Perspectives of chord classification

Since ancient times, music theorists have been trying to classify intervals. The original approach is based on the relative simplicity of vibration ratios. Intervals whose ratios could be derived from the Tetraktys, i.e. which could be represented by the numbers 1 to 4, were classified as perfect and thus delimited. In the octave frame this concerns the octave itself (ratio 2:1), the fifth (3:2) and the fourth (4:3). This model was adapted by the theorists of the Middle Ages. The Tetraktys intervals were termed perfect consonances; the other consonances, major and minor thirds, major and minor sixths, were termed imperfect consonances. Opposed to the consonances, the remaining intervals werde termed dissonant: minor and major second, minor and major seventh, and the tritone. Throughout the centuries, the distinction between perfect and imperfect consonances weakened. The opposition of consonance and dissonance, on the other hand, developed into a central means of representing major-minor tonality with its harmonics based on the triadic model. As a result of this development, the term consonance was also applied to the major and minor triads.

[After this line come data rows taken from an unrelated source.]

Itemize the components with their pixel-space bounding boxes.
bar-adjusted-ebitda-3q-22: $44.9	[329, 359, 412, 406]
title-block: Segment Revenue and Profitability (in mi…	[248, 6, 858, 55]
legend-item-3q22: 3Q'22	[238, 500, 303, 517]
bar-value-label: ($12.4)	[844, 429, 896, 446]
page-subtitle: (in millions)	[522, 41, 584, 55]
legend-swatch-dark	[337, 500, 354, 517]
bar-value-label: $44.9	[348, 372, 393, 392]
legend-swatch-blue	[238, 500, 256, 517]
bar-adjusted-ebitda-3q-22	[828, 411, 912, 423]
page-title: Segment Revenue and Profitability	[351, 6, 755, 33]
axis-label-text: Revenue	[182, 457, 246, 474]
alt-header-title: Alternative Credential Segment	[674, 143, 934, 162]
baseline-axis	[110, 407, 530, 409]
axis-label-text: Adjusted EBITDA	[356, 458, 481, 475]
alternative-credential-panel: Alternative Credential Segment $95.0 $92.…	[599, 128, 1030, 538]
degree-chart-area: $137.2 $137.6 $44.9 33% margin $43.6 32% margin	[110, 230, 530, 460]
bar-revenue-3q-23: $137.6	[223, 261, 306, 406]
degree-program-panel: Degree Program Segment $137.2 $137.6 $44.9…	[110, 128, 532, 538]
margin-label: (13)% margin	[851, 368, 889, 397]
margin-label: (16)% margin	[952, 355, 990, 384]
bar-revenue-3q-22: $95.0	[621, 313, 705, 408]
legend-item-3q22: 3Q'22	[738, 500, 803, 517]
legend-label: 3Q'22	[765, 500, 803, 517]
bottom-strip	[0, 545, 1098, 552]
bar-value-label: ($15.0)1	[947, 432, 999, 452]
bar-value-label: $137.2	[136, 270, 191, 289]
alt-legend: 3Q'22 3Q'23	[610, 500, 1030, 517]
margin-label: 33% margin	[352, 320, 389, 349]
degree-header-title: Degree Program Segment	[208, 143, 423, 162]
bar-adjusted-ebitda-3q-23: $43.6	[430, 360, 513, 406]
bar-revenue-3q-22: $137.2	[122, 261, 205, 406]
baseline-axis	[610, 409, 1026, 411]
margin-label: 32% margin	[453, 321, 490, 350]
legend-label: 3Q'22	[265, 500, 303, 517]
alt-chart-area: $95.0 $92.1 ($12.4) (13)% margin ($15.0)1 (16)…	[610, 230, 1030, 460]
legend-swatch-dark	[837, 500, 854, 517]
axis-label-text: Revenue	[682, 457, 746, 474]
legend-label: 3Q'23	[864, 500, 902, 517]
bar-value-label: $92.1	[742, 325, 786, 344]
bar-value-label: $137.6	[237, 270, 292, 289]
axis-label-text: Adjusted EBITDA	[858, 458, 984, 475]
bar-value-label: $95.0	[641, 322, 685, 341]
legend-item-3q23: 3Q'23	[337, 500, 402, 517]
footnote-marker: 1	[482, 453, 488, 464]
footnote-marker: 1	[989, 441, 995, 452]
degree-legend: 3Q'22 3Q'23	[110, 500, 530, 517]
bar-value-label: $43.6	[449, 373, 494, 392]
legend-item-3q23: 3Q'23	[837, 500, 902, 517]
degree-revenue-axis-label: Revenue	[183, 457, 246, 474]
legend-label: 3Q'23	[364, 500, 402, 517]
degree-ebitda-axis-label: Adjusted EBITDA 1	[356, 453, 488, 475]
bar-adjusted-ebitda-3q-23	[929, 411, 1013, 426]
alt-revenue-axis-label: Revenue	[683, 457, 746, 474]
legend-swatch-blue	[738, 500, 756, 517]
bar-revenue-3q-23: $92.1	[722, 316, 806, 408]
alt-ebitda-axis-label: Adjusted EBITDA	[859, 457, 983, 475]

From the perspective of major-minor tonality, dissonance is a chordal tension striving to dissolve into consonance. Thus, terminology moves away from its origins even more than it might seem at first sight. The criterion of dissolution is not a purely acoustic, but above all a semantic one. It evaluates the chord in dependence of its context. As a result, the triad e-g-c is classified as consonant in the function first inversion of the C major triad, but as dissonant in the interpretation of Neapolitan E minor. The triad g-c-e is labeled consonant in the function second inversion of the C major triad, but as a dominant sixth-fourth chord, it is a distinct dissonance due to the double suspension.

As long as music unfolds within the framework of the classical-romantic patterns, the immanent category error even allows heuristic gain, because composers like to juggle with the ambivalence of functional chords. A new situation arises when the concept of the dissolution of the semantic category dissonance is put up for discussion. Arnold Schönberg describes this process as the emancipation of dissonance, but argues from the perspective of the classical concept: dissonance in itself is not emancipatable.

In the 19th century, counter-designs to the aesthetics of tonal consolidation gained in importance. The spectrum extends from the concealment of the tonal intention to the tonal questioning to the temporary or even complete suspension of the tonal orientation. In order to be able to take this development into account, a procedure is needed to break down the respective tonal disposition. Instead of developing an awareness of the challenge that arises from this, music theory has limited itself to a descriptive approach, vaguely distinguishing between tonality, atonality and some area of transition. This is just as ineffective as the equation of atonality and dissonance that is sometimes encountered: the criterion of consonance or dissonance is irrelevant for determining a tonal steering effect. Ci-analysis starts at this point. It identifies complementary intervals (ci) as creators of the tonal space of possibilities: the ci minor second/major seventh, minor third/major sixth, fourth/fifth are suitable for tonal steering effects, the other intervals are not. Starting from the interval as a basic tonal building block, the tonal potential of a more complex chord results from the intervallic relationships contained within it. As a result of the assignment of the keys to K-structures and their ci, tonal paths can be determined and complex tonal-harmonic constellations can be broken down. Ci-analysis not only allows the tonal situation in the works of the classical period to be determined much more precisely, it also opens up the tonal concepts of the Romantic period and Arnold Schönberg’s tonal strategy based on complementary series.